A typical HPLC trace for the PNA 5, 6, 7 ligation reaction is presented in Fig. 9a. In the absence of EDC, only the template (PNA5) and the two short precursors (PNAs 6 &7) are detected (Fig. 9b). After addition of EDC a new peak appears (no 4) and the relative intensity of two of the peaks (nos 1 & 2) decreases, indicating that the ligation product, 4, has formed at the expense of two precursors (1 & 2): This interpretation was confirmed by MALDI-TOF mass spectrometric analysis (Fig. 9c) of all four peaks, identifying these as the four PNAs (7, 6, 5 & 8, respectively). Also the UV spectra of the individual peaks in terms of the attached fluorophores was consistent with this assignment. A similar analysis of the other half (PNAs 8, 15, 16 & 5) yielded analogous results (Fig. 10), thereby establishing both halves of the FRET PNA replicator.

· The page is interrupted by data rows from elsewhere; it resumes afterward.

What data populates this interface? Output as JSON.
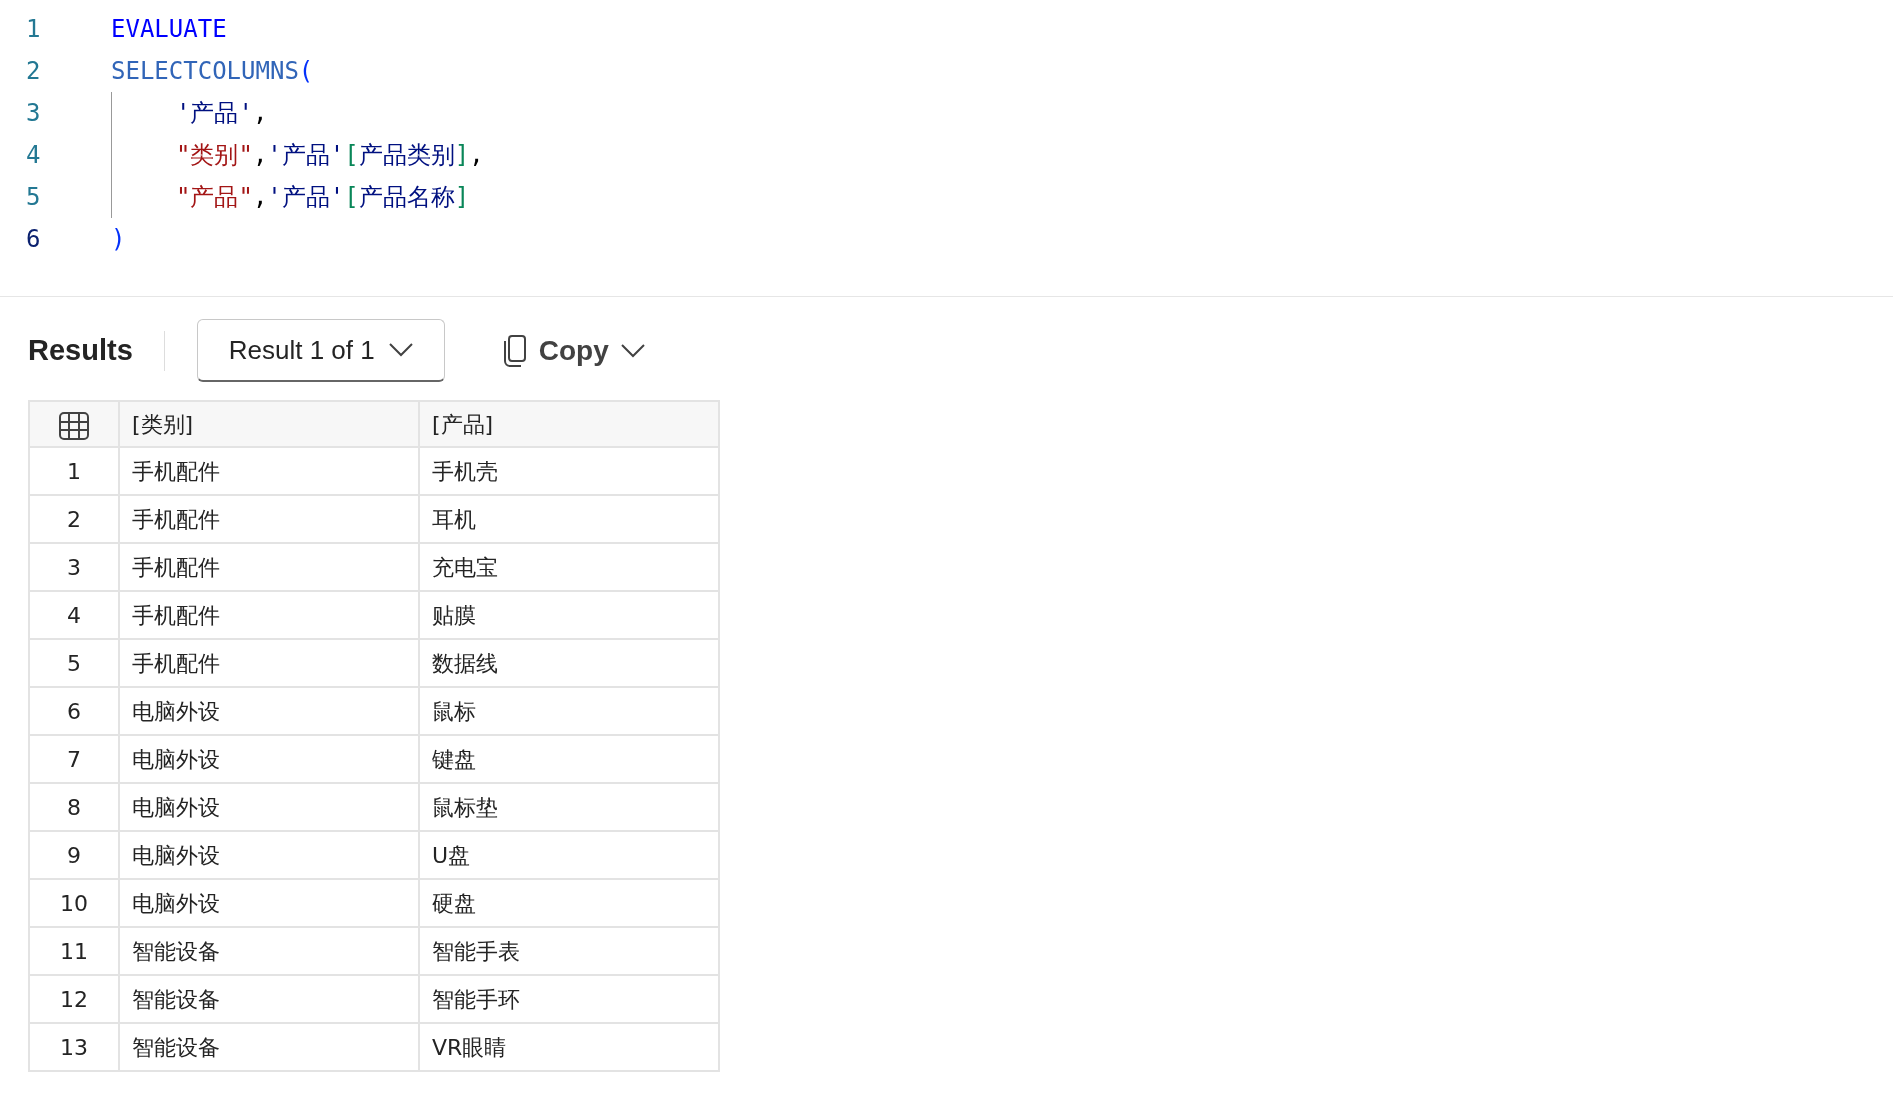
{
  "editor": {
    "lines": [
      {
        "number": "1",
        "indented": false,
        "tokens": [
          {
            "kind": "keyword",
            "text": "EVALUATE"
          }
        ]
      },
      {
        "number": "2",
        "indented": false,
        "tokens": [
          {
            "kind": "function",
            "text": "SELECTCOLUMNS"
          },
          {
            "kind": "paren",
            "text": "("
          }
        ]
      },
      {
        "number": "3",
        "indented": true,
        "tokens": [
          {
            "kind": "table",
            "text": "'产品'"
          },
          {
            "kind": "punct",
            "text": ","
          }
        ]
      },
      {
        "number": "4",
        "indented": true,
        "tokens": [
          {
            "kind": "string",
            "text": "\"类别\""
          },
          {
            "kind": "punct",
            "text": ","
          },
          {
            "kind": "table",
            "text": "'产品'"
          },
          {
            "kind": "bracket",
            "text": "["
          },
          {
            "kind": "table",
            "text": "产品类别"
          },
          {
            "kind": "bracket",
            "text": "]"
          },
          {
            "kind": "punct",
            "text": ","
          }
        ]
      },
      {
        "number": "5",
        "indented": true,
        "tokens": [
          {
            "kind": "string",
            "text": "\"产品\""
          },
          {
            "kind": "punct",
            "text": ","
          },
          {
            "kind": "table",
            "text": "'产品'"
          },
          {
            "kind": "bracket",
            "text": "["
          },
          {
            "kind": "table",
            "text": "产品名称"
          },
          {
            "kind": "bracket",
            "text": "]"
          }
        ]
      },
      {
        "number": "6",
        "indented": false,
        "tokens": [
          {
            "kind": "paren",
            "text": ")"
          }
        ]
      }
    ]
  },
  "results": {
    "title": "Results",
    "result_selector": "Result 1 of 1",
    "copy_label": "Copy",
    "table": {
      "columns": [
        "[类别]",
        "[产品]"
      ],
      "rows": [
        {
          "index": "1",
          "cells": [
            "手机配件",
            "手机壳"
          ]
        },
        {
          "index": "2",
          "cells": [
            "手机配件",
            "耳机"
          ]
        },
        {
          "index": "3",
          "cells": [
            "手机配件",
            "充电宝"
          ]
        },
        {
          "index": "4",
          "cells": [
            "手机配件",
            "贴膜"
          ]
        },
        {
          "index": "5",
          "cells": [
            "手机配件",
            "数据线"
          ]
        },
        {
          "index": "6",
          "cells": [
            "电脑外设",
            "鼠标"
          ]
        },
        {
          "index": "7",
          "cells": [
            "电脑外设",
            "键盘"
          ]
        },
        {
          "index": "8",
          "cells": [
            "电脑外设",
            "鼠标垫"
          ]
        },
        {
          "index": "9",
          "cells": [
            "电脑外设",
            "U盘"
          ]
        },
        {
          "index": "10",
          "cells": [
            "电脑外设",
            "硬盘"
          ]
        },
        {
          "index": "11",
          "cells": [
            "智能设备",
            "智能手表"
          ]
        },
        {
          "index": "12",
          "cells": [
            "智能设备",
            "智能手环"
          ]
        },
        {
          "index": "13",
          "cells": [
            "智能设备",
            "VR眼睛"
          ]
        }
      ]
    }
  }
}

pna_ligat_hplc_edcpna_ligat_hplcpna_ligat_maldi

Figure 9: HPLC and MALDI-TOF mass spectrometric analysis of chemical ligation of the PNA5-6-7 system (Table 5). Panel B: ligation mixture before addition of EDC. Panel A: after EDC addition. The identity of all peaks were verified by MALDI, e.g. panel C for the product peak no 4.

pna_lig_uv1pna_lig_uv2

Figure 10: HPLC and MALDI-TOF mass spectrometric analysis of chemical ligation of the PNA8-15-16 system (Table 7). Panel B: ligation mixture before addition of EDC. Panel A: after EDC addition. The identity of all peaks were verified by MALDI.